Quake-Proof Heritage : Seismic safety: Tremors won't trouble UCLA's venerable Kerckhoff Hall once a system is installed to cushion it from ground movement.


Picture for a moment UCLA's venerable Kerckhoff Hall as a major earthquake shakes the ground below. The delicate stained-glass windows jiggle ever so slightly. Students inside, stretched out reading on antique couches, miss barely a word as the quake rumbles by.

Fantasy? Wishful thinking? No. New earthquake technology soon to be employed at the 62-year-old UCLA landmark makes such a scenario likely.

Although the technology has been used in other buildings, Kerckhoff Hall will be the oldest building in California to be seismically upgraded with the so-called base-isolation system.

The 13-million-pound, mostly brick building will sit atop 180 shock-absorbing pads made of lead, rubber and steel, and a 1 1/2-foot moat will extend around its perimeter.

The idea is to reduce the shock to the building during a quake by separating it from ground movement with the moat while also allowing its walls and foundation to respond uniformly to shock waves with the help of the pads.

Project architects estimate that the moat and the pads combined will reduce the effect of a magnitude 8.0 quake to that of a 5.0 quake.

In real terms, Kerckhoff Hall will be able to withstand a quake with nearly 10 times more destructive force than the one that rocked the San Francisco Bay Area in October, 1989, with no major structural damage and without having to close down, the architects say.

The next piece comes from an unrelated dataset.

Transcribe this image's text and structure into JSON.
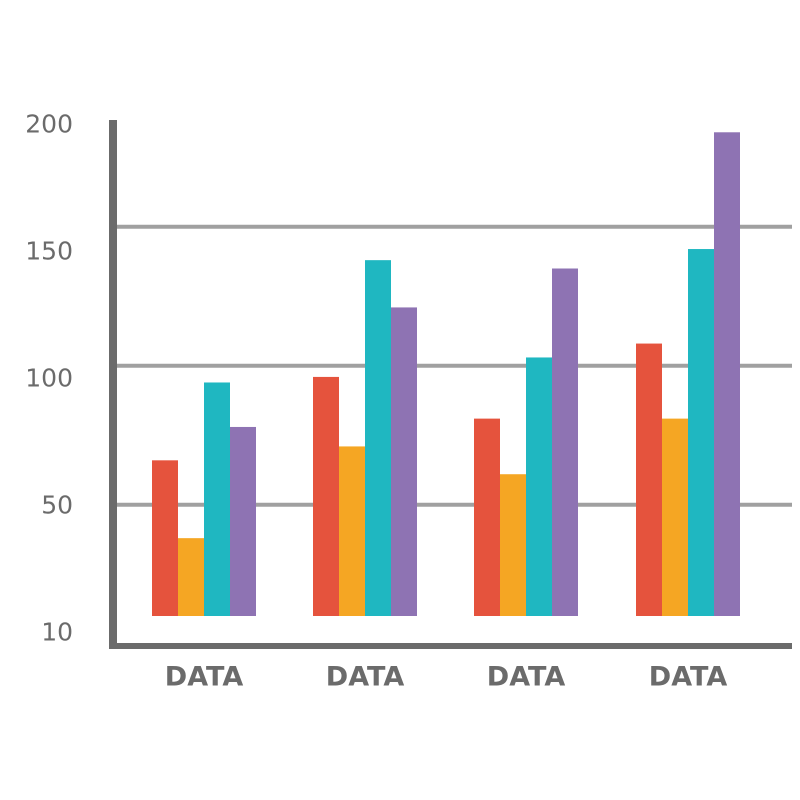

"To someone inside the building, an earthquake will feel like thumping on the floor," said Jorge Sciupac, a partner with Widom Wein Cohen, the firm designing the system in conjunction with architectural consultant Rebecca Binder. "By allowing the building to move freely, columns and beams won't bend or break. There will be very little movement. Kerckhoff Hall will probably be one of the safest buildings on campus."

Kerckhoff Hall, built in 1929, was among the first six buildings on the UCLA campus. Originally, its wood-paneled rooms served as the student union and housed the office of the university president. Today, it serves as a center for student government activities, housing dozens of organizations and the school's daily newspaper.

School officials, fearful that the building's aging columns would one day crumble under the strain of even a moderate quake, viewed base isolation as the surest way to protect the structure and the people inside it.

The conventional approach to seismic upgrading involves thickening walls with concrete and steel, which would have destroyed architectural details that school officials and alumni say are part of the building's historical significance.

Much of the ornate terra-cotta filigree and brickwork on its exterior would have been lost during construction to thicken the walls. Inside, ceilings decorated in serpentine patterns of blue and gold likewise would have been ruined.

"It would have been nearly impossible to replace the detail work," said Julie Davis, project manager for Kerckhoff Hall Life Safety Renovations. "That wasn't acceptable to the architects, to the university or to the students. I don't think that anyone was willing to destroy a hallmark of the campus."

There were other considerations as well.

Although conventional upgrading would have required closing much of Kerckhoff Hall during the 18-month construction process, only the first floor of the building will be closed while the base isolation pads are installed. Construction crews will excavate six feet under the building to install the pads.

Also, Davis said, designers of the base isolation system predict that the building will be operable almost immediately after a quake, unlike buildings that are conventionally upgraded.

Since 1987, when an engineering study identified the building as structurally deficient, student organizations have been debating how best to preserve it.

One informal proposal was to tear down the building and replace it with a modern structure. But school officials and student representatives alike rejected that idea.

"Ask people what they remember about their years at UCLA and they will say Kerckhoff Hall," said Mark Panatier, the school's student union director. "It's the seat of student government on this campus, just as it has been for 60 years."

The student board of directors voted in early 1990 to endorse the base isolation system over conventional upgrading. The $21-million cost of the project will be paid through an annual $79 fee tacked onto tuition bills over the next 27 years. Conventional upgrading would cost about $11 million.

Panatier said work is expected to get under way by June, 1992. When it is completed, around January, 1994, Kerckhoff Hall will join only a handful of buildings in the United States that use the base isolation system.

The Foothill Communities Law and Justice Center in San Bernardino County was the first new building in the country to employ the technology. A similar system is being designed for a new Kaiser Permanente data processing center, also in San Bernardino County.

Although the concept of using shock-absorbing pads to protect buildings from earthquakes has been around for nearly a century, the computer technology needed to design such a system became available only in the last decade.

Making Buildings Quake-safe

A building with a conventional foundation would sustain damage because ground movement is amplified on higher floors.

Base isolation pads act as seismic shock absorbers during an earthquake. Movement takes place at the level of the isolators and is not transferred to the building.